Les créations scoutes

Parmi les créations de mots, quelques-unes datent de l’époque de Baden Powell. D’abord, les initiales du fondateur scout, dont on a dérivé en anglais la formule be prepared, ont également trouvé un emploi chez les scouts français. D’un côté, la formule a été traduite littéralement en français (être prêt), et d’un autre côté, les initiales, BP, servent de surnom donné au chapeau à quatre bosses que portent les éclaireurs. L’idée du good turn, c’est-à-dire de rendre chaque jour un service à quelqu’un, à laquelle les scouts s’engagent par leur promesse, a trouvé son équivalent en français avec la bonne action, entrée dans la langue courante de nos jours par le sigle : la BA.

Deux autres mots, employés dès l’époque du fondateur anglais, sont entrés dans la langue française : le mot jamborée emprunté à l’anglais est d’origine hindi et désigne une grande réunion de scouts à un niveau régional, national ou même international ; l’expression kraal, le coin des chefs au camp, vient du néerlandais et est entrée dans le vocabulaire scout grâce au séjour de Baden Powell en Afrique du Sud. A l’origine, un kraal est un enclos pour le bétail (Petit Robert).

Les pionniers du scoutisme français ont également laissé des traces dans le vocabulaire scout. Ainsi, une grosse gamelle est nommée boname d’après les frères Charles et Henri Bonnamaux (SUF, 2000 : 113-114). La technique du froissartage vient de Michel Froissart, un responsable des Scouts de France qui l’a mise au point dans les années trente. C’est l’art de réaliser des constructions au moyen d’assemblages en bois travaillé avec un outillage simple ( www.le-scoutisme-francais-en-franche-comte.org/13assemb.html ). L’expression anglaise qui décrit le travail du bois en général est devenue le nom de la revue des SUF, Woodcraft. Par ailleurs, la désignation de la méthode de codage du vigenère trouve son origine dans le Traicté des chiffres paru en 1586 et développé par Blaise de Vigenère. Le rugby scout, le s(i)oule, porte le nom d’un jeu très ancien qui est évoqué pour la première fois dans le Roman de Renart (éd. Roques, IIIa, 4404).

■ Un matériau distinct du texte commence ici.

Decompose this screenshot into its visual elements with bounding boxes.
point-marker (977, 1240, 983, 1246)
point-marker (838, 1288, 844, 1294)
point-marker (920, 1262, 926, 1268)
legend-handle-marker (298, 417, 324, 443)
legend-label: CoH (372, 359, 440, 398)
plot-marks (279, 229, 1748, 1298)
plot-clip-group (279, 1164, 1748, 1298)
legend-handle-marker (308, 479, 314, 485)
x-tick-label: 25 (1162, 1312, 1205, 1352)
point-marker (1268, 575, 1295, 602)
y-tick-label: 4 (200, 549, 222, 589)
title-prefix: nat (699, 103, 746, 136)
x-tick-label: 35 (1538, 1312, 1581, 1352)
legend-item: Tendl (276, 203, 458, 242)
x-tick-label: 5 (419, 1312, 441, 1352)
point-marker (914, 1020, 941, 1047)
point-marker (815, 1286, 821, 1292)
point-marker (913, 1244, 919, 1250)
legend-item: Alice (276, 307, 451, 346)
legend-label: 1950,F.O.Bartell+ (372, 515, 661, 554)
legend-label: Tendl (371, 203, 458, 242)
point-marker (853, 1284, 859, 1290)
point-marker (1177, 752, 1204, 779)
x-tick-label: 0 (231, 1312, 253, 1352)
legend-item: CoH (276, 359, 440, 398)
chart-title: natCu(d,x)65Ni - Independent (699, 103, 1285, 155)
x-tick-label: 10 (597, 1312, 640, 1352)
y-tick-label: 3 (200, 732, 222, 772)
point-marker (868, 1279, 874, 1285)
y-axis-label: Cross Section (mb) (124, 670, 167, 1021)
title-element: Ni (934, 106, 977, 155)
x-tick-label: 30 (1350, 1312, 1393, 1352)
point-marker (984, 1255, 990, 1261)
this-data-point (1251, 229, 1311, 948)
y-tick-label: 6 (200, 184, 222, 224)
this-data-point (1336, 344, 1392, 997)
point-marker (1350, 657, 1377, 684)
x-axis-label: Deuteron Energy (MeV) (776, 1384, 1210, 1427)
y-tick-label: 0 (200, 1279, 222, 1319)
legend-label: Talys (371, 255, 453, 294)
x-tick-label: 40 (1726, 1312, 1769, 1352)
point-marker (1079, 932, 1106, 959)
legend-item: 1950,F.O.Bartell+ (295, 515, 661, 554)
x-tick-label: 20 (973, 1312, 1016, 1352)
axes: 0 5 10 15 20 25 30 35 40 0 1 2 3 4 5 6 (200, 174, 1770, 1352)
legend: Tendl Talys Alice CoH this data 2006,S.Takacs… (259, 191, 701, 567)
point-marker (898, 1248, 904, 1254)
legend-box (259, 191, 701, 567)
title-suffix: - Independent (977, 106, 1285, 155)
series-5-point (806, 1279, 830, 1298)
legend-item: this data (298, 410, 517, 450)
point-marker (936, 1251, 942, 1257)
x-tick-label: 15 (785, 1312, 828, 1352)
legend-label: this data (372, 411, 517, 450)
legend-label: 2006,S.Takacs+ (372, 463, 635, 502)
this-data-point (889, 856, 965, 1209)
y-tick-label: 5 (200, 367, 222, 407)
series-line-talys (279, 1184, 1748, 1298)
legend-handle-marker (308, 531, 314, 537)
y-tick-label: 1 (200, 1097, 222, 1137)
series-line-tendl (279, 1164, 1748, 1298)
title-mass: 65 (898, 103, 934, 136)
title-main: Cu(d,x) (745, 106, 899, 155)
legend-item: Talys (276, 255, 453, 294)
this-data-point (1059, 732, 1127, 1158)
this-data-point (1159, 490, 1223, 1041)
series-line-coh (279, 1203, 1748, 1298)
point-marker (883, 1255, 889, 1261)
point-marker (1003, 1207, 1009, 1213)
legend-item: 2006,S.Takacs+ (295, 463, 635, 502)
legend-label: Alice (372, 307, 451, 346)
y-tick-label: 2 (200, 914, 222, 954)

L’origine du mot aspirance, bien qu’il ne fasse pas partie du vocabulaire français, est évidente. Comme il s’agit d’une période d’orientation qui prépare et précède l’engagement scout, la création du mot aspirance est directement dérivée du verbe aspirer dans le sens de « porter ses désirs vers un objet » (Petit Robert).

D’autres créations scoutes proviennent de procédures morphologiques très usuelles, comme la troncation finale. Ainsi le concu désigne le concours de cuisine, la cotis la cotisation annuelle, les instals les installations du camp et la patrouille devient la pat. La revue Woodcraft est appelé craft, le seul exemple de troncation initiale, censée être plus rare dans la morphologie du français populaire (Gadet, 2003). En outre, les scouts terminent des mots par –os ou –o : ils se réfèrent au matériel en tant que matos et au rassemblement comme rasso. Le suffixe –os est un trait d’argot très vivant dans le langage de jeunes (Boyer, 2001). L’apocope en –o est fréquente dans la langue populaire où un bon nombre de lexèmes se terminent en –o bien que la voyelle ne figure pas à l’intérieur du mot de départ, comme dans l’exemple : rassemblement – rasso (Gaudin & Guespin, 2000 : 294). Les sigles sont aussi fréquents : le chef de patrouille est toujours appelé CP, le Second est le SP, la CDH désigne la cour d’honneur, le CDC le conseil des chefs et la HP la haute patrouille.

Enfin, il existe des désignations imaginaires comme le cul de pat, désignation « officielle » du membre le plus jeune de la patrouille, ou la création de kandpaq qui suit la prononciation de camp de Pâques. L’origine du mot totoche, désignant la corne scoute qui appelle les éclaireurs au rassemblement reste incertaine. Son homonyme qui dénomme une sucette de bébé vient sûrement de l’étymon germanique *titta signifiant le sein féminin (Wartburg, 1966 : 33). Le rapport sémantique entre la corne scoute et la sucette demeure pourtant obscur.

Pour résumer, on peut dire que certaines créations du lexique scout ressemblent en partie à des formations morphologiques connues, tandis que d’autres expressions ont leur origine dans l’histoire du mouvement ou bien ont été créées par besoin. La majorité des expressions relève du lexique militaire, mais d’autres registres, comme celui de la nature, ont également fourni des lexèmes afin de dénommer le monde scout.